The election in 2016 also has shown signs of a woman presidential candidate potentially running for the Democrat party. This could have an enormous impact on the election. Currently, women tend to vote liberal, and a woman candidate may sway women on the fence to vote democrat. Much has been said of Hilary Clinton, Elizabeth Warren and other potential nominations. This excitement about having a woman president could match the excitement that surround President Barack Obama in the 2008 election. The Democratic Party would be foolish to not nominate a woman candidate in the 2016 elections, as the majority of Americans think it’s about time we have one. The possible wild card would be if Republicans were to nominate a woman candidate.
A third reason that U.S. voters have not shifted completely to the right is the naivety of the average voter. Most Americans are not political science graduates and have very little interest in politics. These voters will vote on what they see as their day to day realities. For example, if one party is in office and it seems as though they are getting little done they will switch to the other party in the next election. These people fail to realize that in the past few years Obama has been trying to pass legislation but Republicans continuously reject his proposed bills. With both houses of Congress now “red” and the presidency “blue,” there is little hope of getting many bills passed during the remainder of President Obama’s term in office. This will hurt Republicans who have tried to show that they are going to get bills passed now that they are in power.
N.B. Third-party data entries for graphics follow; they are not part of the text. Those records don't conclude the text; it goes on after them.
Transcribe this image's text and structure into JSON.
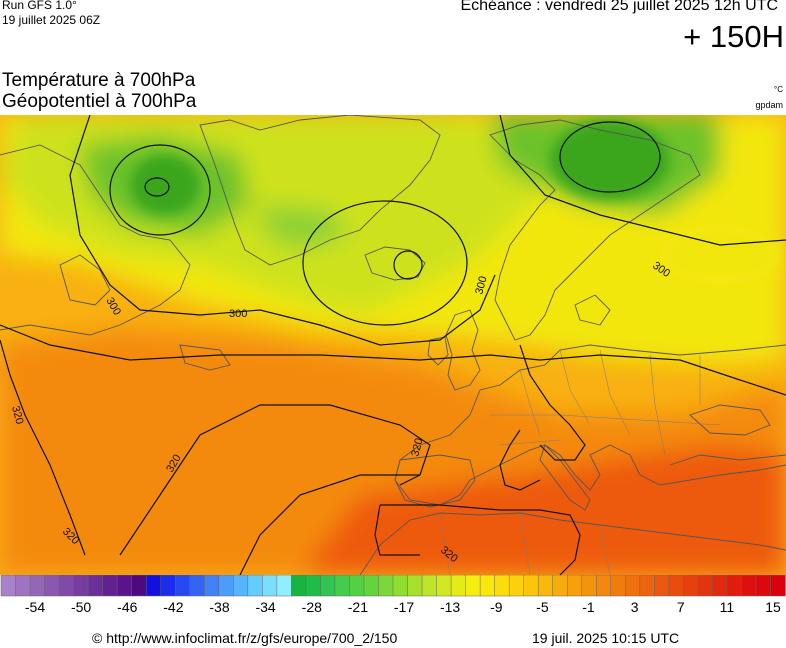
{
  "header": {
    "run": "Run GFS 1.0°",
    "run_date": "19 juillet 2025 06Z",
    "echeance": "Echéance : vendredi 25 juillet 2025 12h UTC",
    "lead_time": "+ 150H"
  },
  "titles": {
    "line1": "Température à 700hPa",
    "line2": "Géopotentiel à 700hPa"
  },
  "units": {
    "temperature": "°C",
    "geopotential": "gpdam"
  },
  "map": {
    "contour_labels": [
      "300",
      "300",
      "300",
      "300",
      "320",
      "320",
      "320",
      "320",
      "320"
    ],
    "colors": {
      "cold_core": "#3aa61e",
      "green": "#6cc22c",
      "yellow_green": "#cde21a",
      "yellow": "#f2e70e",
      "orange_light": "#f8b012",
      "orange": "#f48a0e",
      "red_orange": "#ee5a0c",
      "land_line": "#555555",
      "contour_line": "#111111"
    }
  },
  "color_scale": {
    "tick_labels": [
      "-54",
      "-50",
      "-46",
      "-42",
      "-38",
      "-34",
      "-28",
      "-21",
      "-17",
      "-13",
      "-9",
      "-5",
      "-1",
      "3",
      "7",
      "11",
      "15"
    ],
    "swatches": [
      "#a882c8",
      "#9e74c0",
      "#9466b8",
      "#8a58b0",
      "#804aa8",
      "#763ca0",
      "#6c2e98",
      "#622090",
      "#581488",
      "#4e0880",
      "#1010e0",
      "#1c2cec",
      "#2848f0",
      "#3464f4",
      "#4080f8",
      "#4c9cfa",
      "#58b4fc",
      "#64ccfe",
      "#78e0fe",
      "#90eefe",
      "#18b440",
      "#20bc48",
      "#30c450",
      "#44cc4c",
      "#54d044",
      "#64d43c",
      "#7ad838",
      "#90dc30",
      "#a6e02c",
      "#bce428",
      "#d2e820",
      "#e4ec18",
      "#f2ee10",
      "#fae80c",
      "#fcdc0a",
      "#fcd00a",
      "#fcc40a",
      "#fab80a",
      "#f8ac0c",
      "#f6a00c",
      "#f4940e",
      "#f2880e",
      "#f07c0e",
      "#ee700e",
      "#ec640e",
      "#ea580e",
      "#e84c0e",
      "#e6400e",
      "#e4340e",
      "#e2280e",
      "#e01c0e",
      "#de100e",
      "#dc080e",
      "#da000e"
    ]
  },
  "footer": {
    "source": "© http://www.infoclimat.fr/z/gfs/europe/700_2/150",
    "generated": "19 juil. 2025 10:15 UTC"
  }
}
The 2014 elections have not been very different from past midterm elections, and voters have not gone to the right for good. Increased Republican wins are a result of low overall turnout, the non-impact of a presidential year and woman nomination, as well as the naivety of the average voter. This cycle of going back and forth between political parties will likely continue due to lack of understanding about how government works. Only time will tell if this ideological shift will persist.